Breeze had eaten too much. He was packed so full he felt tight and uneasy. He wanted to go home to his mother, but Big Sue kept talking fast to keep his mind from dwelling on his troubles. Over and over she said he was a lucky boy to be here with her at Blue Brook. While he washed his pan and spoon, she got a tin basin off the water-shelf by the door and poured it half full of hot water out of the big black kettle simmering on the hearth. She gave it to Breeze with a big new bar of turpentine soap. “Wash you’ feet good and get ready for bed, son.”

But he had no night-clothes, no day clothes either, except the few he brought tied up in a white cloth. He couldn’t sleep between her clean white sheetsin those dirty breeches and that filthy shirt! No! His tears poured out when she got a great big garment out of the trunk in the corner, and putting it over his head drew the great sleeves up over his arms. As she buttoned it up at the neck, her laughing broke into such funny snorts Breeze had to stop crying to look at her. Her wind must be broken fo’ true!

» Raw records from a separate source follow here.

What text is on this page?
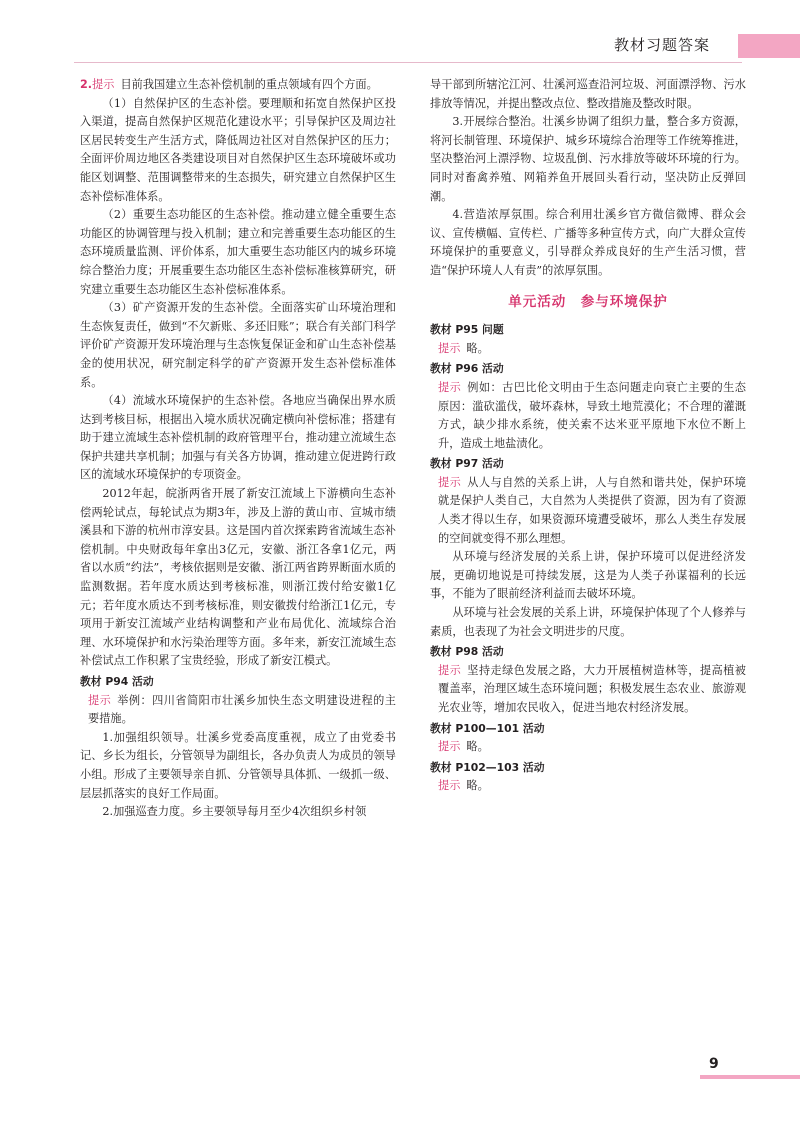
教材习题答案

2.提示 目前我国建立生态补偿机制的重点领域有四个方面。

（1）自然保护区的生态补偿。要理顺和拓宽自然保护区投入渠道，提高自然保护区规范化建设水平；引导保护区及周边社区居民转变生产生活方式，降低周边社区对自然保护区的压力；全面评价周边地区各类建设项目对自然保护区生态环境破坏或功能区划调整、范围调整带来的生态损失，研究建立自然保护区生态补偿标准体系。

（2）重要生态功能区的生态补偿。推动建立健全重要生态功能区的协调管理与投入机制；建立和完善重要生态功能区的生态环境质量监测、评价体系，加大重要生态功能区内的城乡环境综合整治力度；开展重要生态功能区生态补偿标准核算研究，研究建立重要生态功能区生态补偿标准体系。

（3）矿产资源开发的生态补偿。全面落实矿山环境治理和生态恢复责任，做到“不欠新账、多还旧账”；联合有关部门科学评价矿产资源开发环境治理与生态恢复保证金和矿山生态补偿基金的使用状况，研究制定科学的矿产资源开发生态补偿标准体系。

（4）流域水环境保护的生态补偿。各地应当确保出界水质达到考核目标，根据出入境水质状况确定横向补偿标准；搭建有助于建立流域生态补偿机制的政府管理平台，推动建立流域生态保护共建共享机制；加强与有关各方协调，推动建立促进跨行政区的流域水环境保护的专项资金。

2012年起，皖浙两省开展了新安江流域上下游横向生态补偿两轮试点，每轮试点为期3年，涉及上游的黄山市、宣城市绩溪县和下游的杭州市淳安县。这是国内首次探索跨省流域生态补偿机制。中央财政每年拿出3亿元，安徽、浙江各拿1亿元，两省以水质“约法”，考核依据则是安徽、浙江两省跨界断面水质的监测数据。若年度水质达到考核标准，则浙江拨付给安徽1亿元；若年度水质达不到考核标准，则安徽拨付给浙江1亿元，专项用于新安江流域产业结构调整和产业布局优化、流域综合治理、水环境保护和水污染治理等方面。多年来，新安江流域生态补偿试点工作积累了宝贵经验，形成了新安江模式。

教材 P94 活动

提示 举例：四川省简阳市壮溪乡加快生态文明建设进程的主要措施。

1.加强组织领导。壮溪乡党委高度重视，成立了由党委书记、乡长为组长，分管领导为副组长，各办负责人为成员的领导小组。形成了主要领导亲自抓、分管领导具体抓、一级抓一级、层层抓落实的良好工作局面。

2.加强巡查力度。乡主要领导每月至少4次组织乡村领

导干部到所辖沱江河、壮溪河巡查沿河垃圾、河面漂浮物、污水排放等情况，并提出整改点位、整改措施及整改时限。

3.开展综合整治。壮溪乡协调了组织力量，整合多方资源，将河长制管理、环境保护、城乡环境综合治理等工作统筹推进，坚决整治河上漂浮物、垃圾乱倒、污水排放等破坏环境的行为。同时对畜禽养殖、网箱养鱼开展回头看行动，坚决防止反弹回潮。

4.营造浓厚氛围。综合利用壮溪乡官方微信微博、群众会议、宣传横幅、宣传栏、广播等多种宣传方式，向广大群众宣传环境保护的重要意义，引导群众养成良好的生产生活习惯，营造“保护环境人人有责”的浓厚氛围。

单元活动　参与环境保护

教材 P95 问题

提示 略。

教材 P96 活动

提示 例如：古巴比伦文明由于生态问题走向衰亡主要的生态原因：滥砍滥伐，破坏森林，导致土地荒漠化；不合理的灌溉方式，缺少排水系统，使关索不达米亚平原地下水位不断上升，造成土地盐渍化。

教材 P97 活动

提示 从人与自然的关系上讲，人与自然和谐共处，保护环境就是保护人类自己，大自然为人类提供了资源，因为有了资源人类才得以生存，如果资源环境遭受破坏，那么人类生存发展的空间就变得不那么理想。

从环境与经济发展的关系上讲，保护环境可以促进经济发展，更确切地说是可持续发展，这是为人类子孙谋福利的长远事，不能为了眼前经济利益而去破坏环境。

从环境与社会发展的关系上讲，环境保护体现了个人修养与素质，也表现了为社会文明进步的尺度。

教材 P98 活动

提示 坚持走绿色发展之路，大力开展植树造林等，提高植被覆盖率，治理区域生态环境问题；积极发展生态农业、旅游观光农业等，增加农民收入，促进当地农村经济发展。

教材 P100—101 活动

提示 略。

教材 P102—103 活动

提示 略。

9
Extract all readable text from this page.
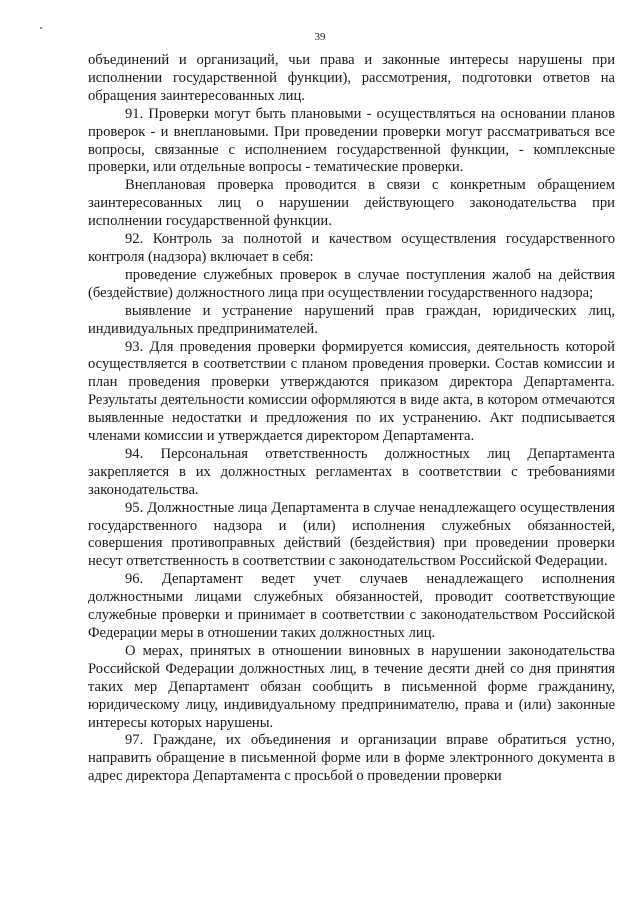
39

объединений и организаций, чьи права и законные интересы нарушены при исполнении государственной функции), рассмотрения, подготовки ответов на обращения заинтересованных лиц.

91. Проверки могут быть плановыми - осуществляться на основании планов проверок - и внеплановыми. При проведении проверки могут рассматриваться все вопросы, связанные с исполнением государственной функции, - комплексные проверки, или отдельные вопросы - тематические проверки.

Внеплановая проверка проводится в связи с конкретным обращением заинтересованных лиц о нарушении действующего законодательства при исполнении государственной функции.

92. Контроль за полнотой и качеством осуществления государственного контроля (надзора) включает в себя:

проведение служебных проверок в случае поступления жалоб на действия (бездействие) должностного лица при осуществлении государственного надзора;

выявление и устранение нарушений прав граждан, юридических лиц, индивидуальных предпринимателей.

93. Для проведения проверки формируется комиссия, деятельность которой осуществляется в соответствии с планом проведения проверки. Состав комиссии и план проведения проверки утверждаются приказом директора Департамента. Результаты деятельности комиссии оформляются в виде акта, в котором отмечаются выявленные недостатки и предложения по их устранению. Акт подписывается членами комиссии и утверждается директором Департамента.

94. Персональная ответственность должностных лиц Департамента закрепляется в их должностных регламентах в соответствии с требованиями законодательства.

95. Должностные лица Департамента в случае ненадлежащего осуществления государственного надзора и (или) исполнения служебных обязанностей, совершения противоправных действий (бездействия) при проведении проверки несут ответственность в соответствии с законодательством Российской Федерации.

96. Департамент ведет учет случаев ненадлежащего исполнения должностными лицами служебных обязанностей, проводит соответствующие служебные проверки и принимает в соответствии с законодательством Российской Федерации меры в отношении таких должностных лиц.

О мерах, принятых в отношении виновных в нарушении законодательства Российской Федерации должностных лиц, в течение десяти дней со дня принятия таких мер Департамент обязан сообщить в письменной форме гражданину, юридическому лицу, индивидуальному предпринимателю, права и (или) законные интересы которых нарушены.

97. Граждане, их объединения и организации вправе обратиться устно, направить обращение в письменной форме или в форме электронного документа в адрес директора Департамента с просьбой о проведении проверки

He had to sleep in the big bed in the corner, Joy’s bed, to-night, to take off the bad luck his hat had put on it. To-morrow night he’d take the bed she fixed for him in the shed-room where Lijah used to sleep when he was a little boy.

When Breeze crawled into Joy’s fine bed, the soft feathers rose up gently, kindly, around his tired body, and Big Sue leaned over and gave him several light pats.

“Sleep good, son. Dream a nice dream.” She fixed the big pillow under his head, and drew up the quilts close over his shoulders. “All you dream to-night’ll come true, so don’t git on you’ back an’ dream a bad dream. Sleep on you’ side. So.”